The device, intended use in treatment, was not returned for evaluation, the reported event could not be confirmed.
The clinical/medical team concluded, per subsequent email, the requested relevant clinical information is unavailable.
Therefore, a thorough investigation cannot be rendered.
Based on the limited information provided, the surgeon¿s change in surgical technique - to a freehand approach to target the screws, and the reported delay of under 30 minutes, did not result in patient injury/impact; therefore, no further medical assessment is warranted at this time.
Should additional medical information be provided, this complaint will be re-assessed.
At this time, we have no reason to suspect that the products failed to meet any product specifications at the time of manufacture.
A complaint history review found related failures; this failure mode will be monitored for future complaints for any necessary corrective actions.

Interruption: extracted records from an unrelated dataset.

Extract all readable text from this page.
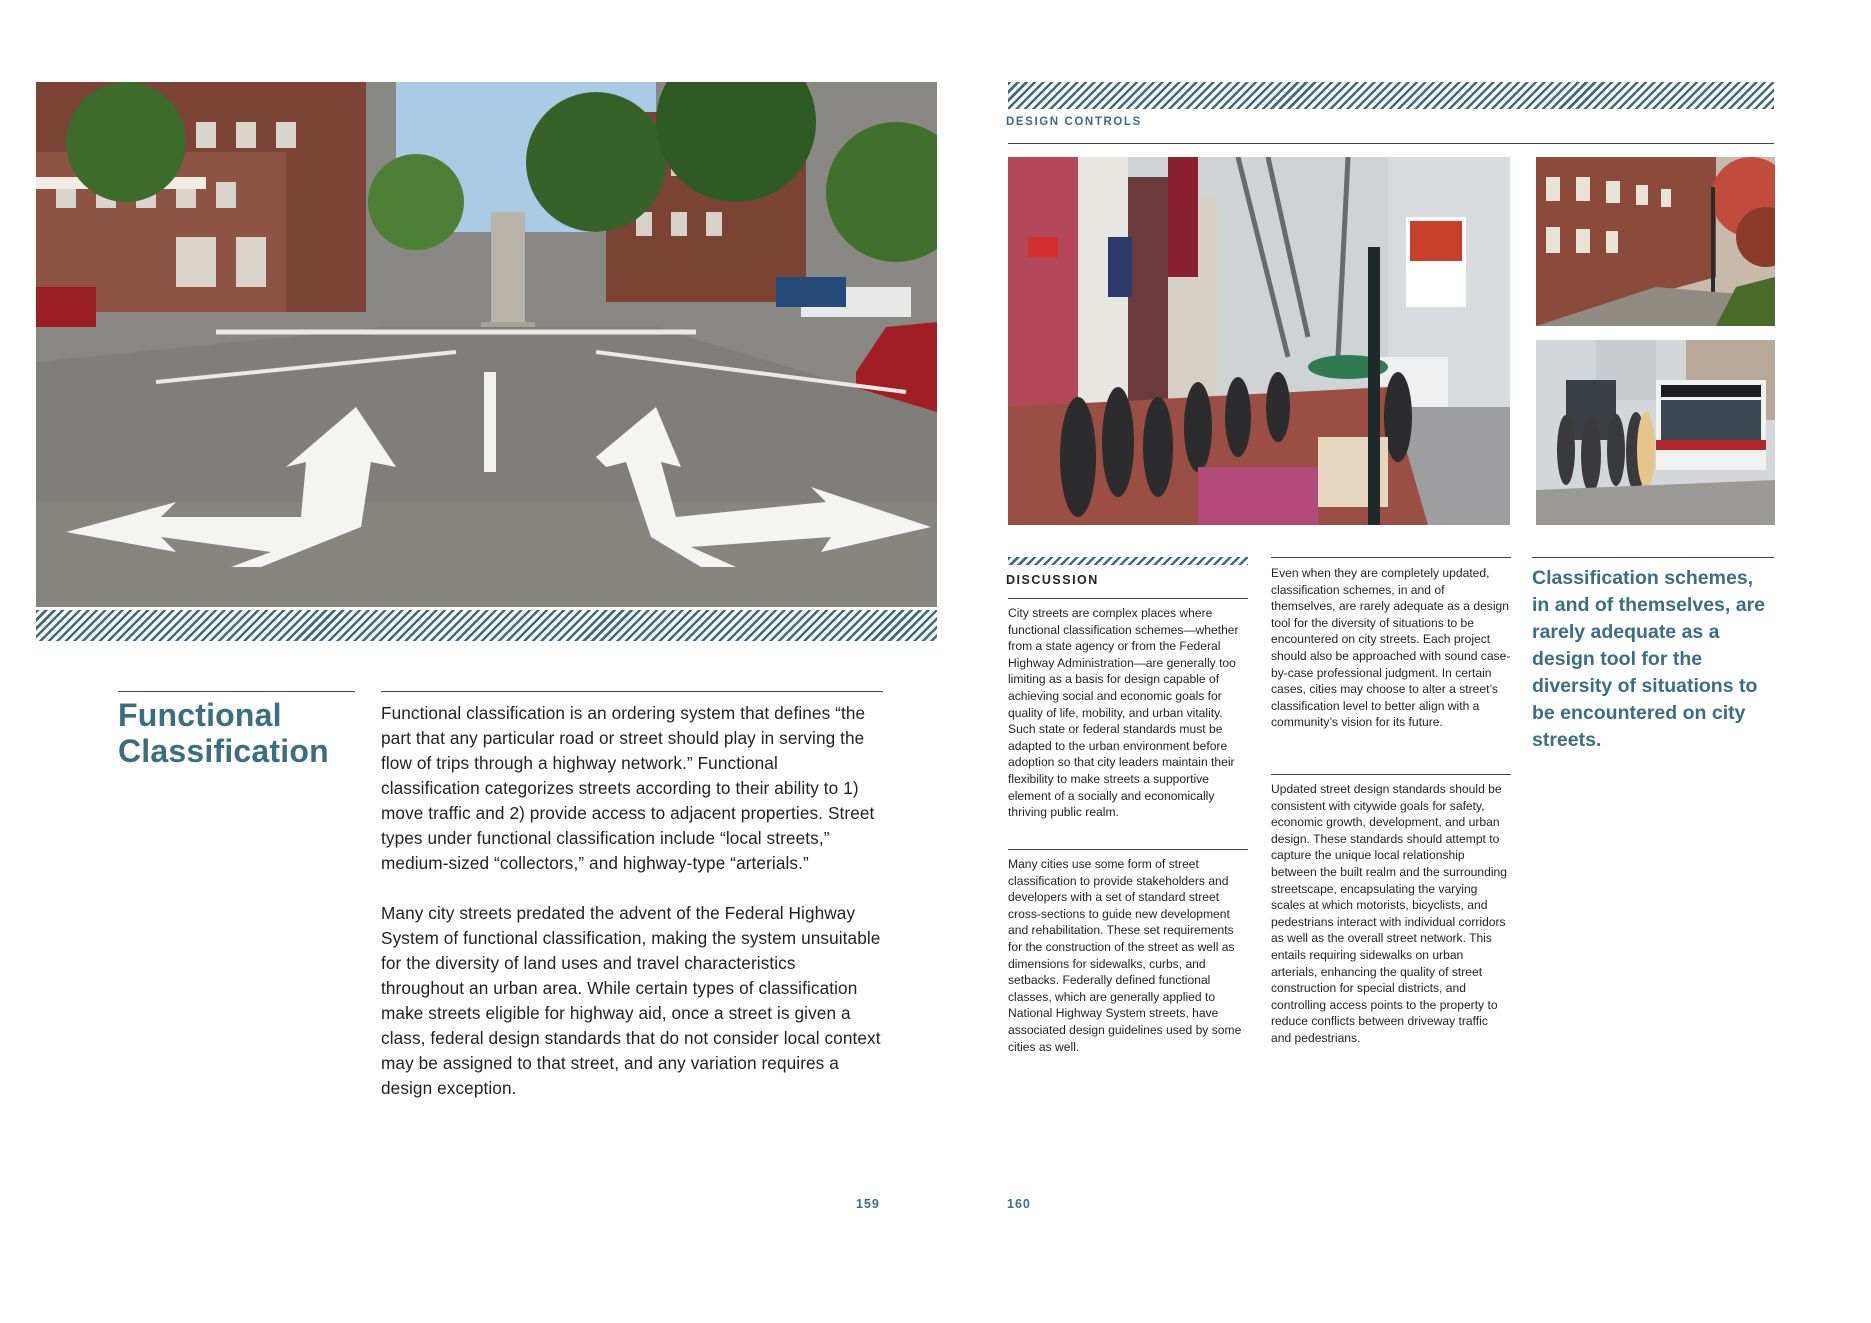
Functional Classification

Functional classification is an ordering system that defines “the part that any particular road or street should play in serving the flow of trips through a highway network.” Functional classification categorizes streets according to their ability to 1) move traffic and 2) provide access to adjacent properties. Street types under functional classification include “local streets,” medium-sized “collectors,” and highway-type “arterials.”

Many city streets predated the advent of the Federal Highway System of functional classification, making the system unsuitable for the diversity of land uses and travel characteristics throughout an urban area. While certain types of classification make streets eligible for highway aid, once a street is given a class, federal design standards that do not consider local context may be assigned to that street, and any variation requires a design exception.

159
DESIGN CONTROLS
DISCUSSION

City streets are complex places where functional classification schemes—whether from a state agency or from the Federal Highway Administration—are generally too limiting as a basis for design capable of achieving social and economic goals for quality of life, mobility, and urban vitality. Such state or federal standards must be adapted to the urban environment before adoption so that city leaders maintain their flexibility to make streets a supportive element of a socially and economically thriving public realm.

Many cities use some form of street classification to provide stakeholders and developers with a set of standard street cross-sections to guide new development and rehabilitation. These set requirements for the construction of the street as well as dimensions for sidewalks, curbs, and setbacks. Federally defined functional classes, which are generally applied to National Highway System streets, have associated design guidelines used by some cities as well.

Even when they are completely updated, classification schemes, in and of themselves, are rarely adequate as a design tool for the diversity of situations to be encountered on city streets. Each project should also be approached with sound case-by-case professional judgment. In certain cases, cities may choose to alter a street’s classification level to better align with a community’s vision for its future.

Updated street design standards should be consistent with citywide goals for safety, economic growth, development, and urban design. These standards should attempt to capture the unique local relationship between the built realm and the surrounding streetscape, encapsulating the varying scales at which motorists, bicyclists, and pedestrians interact with individual corridors as well as the overall street network. This entails requiring sidewalks on urban arterials, enhancing the quality of street construction for special districts, and controlling access points to the property to reduce conflicts between driveway traffic and pedestrians.

Classification schemes, in and of themselves, are rarely adequate as a design tool for the diversity of situations to be encountered on city streets.
160
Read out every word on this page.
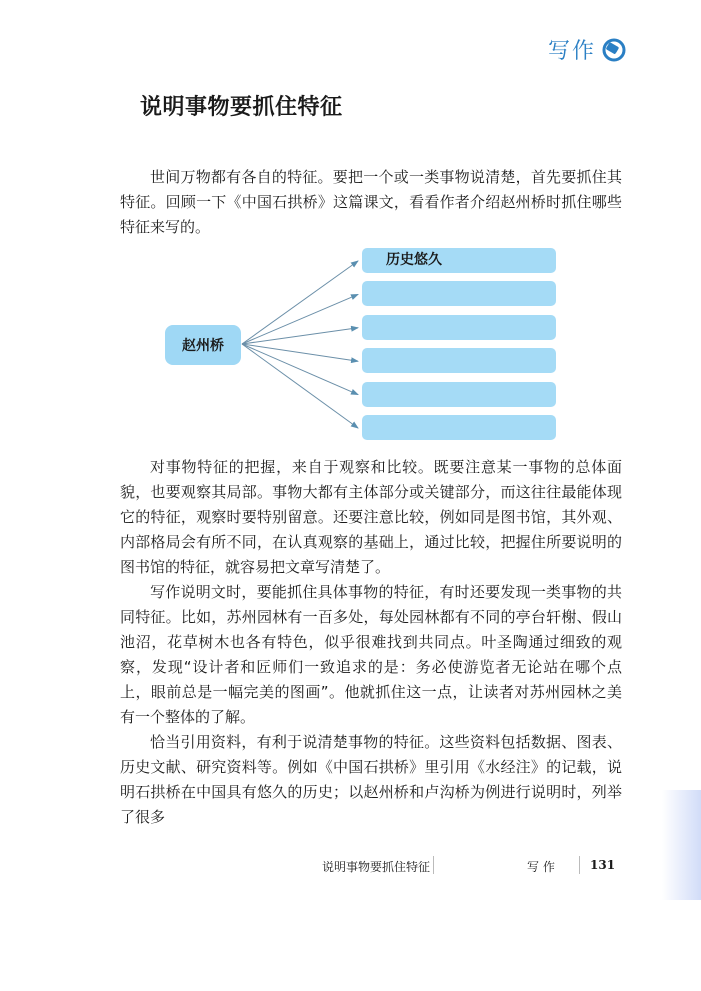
写作
说明事物要抓住特征

世间万物都有各自的特征。要把一个或一类事物说清楚，首先要抓住其特征。回顾一下《中国石拱桥》这篇课文，看看作者介绍赵州桥时抓住哪些特征来写的。

赵州桥
历史悠久

对事物特征的把握，来自于观察和比较。既要注意某一事物的总体面貌，也要观察其局部。事物大都有主体部分或关键部分，而这往往最能体现它的特征，观察时要特别留意。还要注意比较，例如同是图书馆，其外观、内部格局会有所不同，在认真观察的基础上，通过比较，把握住所要说明的图书馆的特征，就容易把文章写清楚了。

写作说明文时，要能抓住具体事物的特征，有时还要发现一类事物的共同特征。比如，苏州园林有一百多处，每处园林都有不同的亭台轩榭、假山池沼，花草树木也各有特色，似乎很难找到共同点。叶圣陶通过细致的观察，发现“设计者和匠师们一致追求的是：务必使游览者无论站在哪个点上，眼前总是一幅完美的图画”。他就抓住这一点，让读者对苏州园林之美有一个整体的了解。

恰当引用资料，有利于说清楚事物的特征。这些资料包括数据、图表、历史文献、研究资料等。例如《中国石拱桥》里引用《水经注》的记载，说明石拱桥在中国具有悠久的历史；以赵州桥和卢沟桥为例进行说明时，列举了很多

说明事物要抓住特征	写 作	131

A review of the risk management file revealed this failure mode was previously identified.
Damage from prolonged use, misuse or rough handling are likely probable causes of the reported event.
We recommend that all reusable instruments be routinely inspected for wear and damage and replaced as necessary.
Based on this investigation, the need for corrective action is not indicated.
This device is a reusable instrument that can be exposed to numerous surgeries; damage from repeated use can occur.
Without the actual product involved, our investigation cannot proceed.
If the device or new information is received in the future, this complaint can be re-opened.
We consider this investigation closed.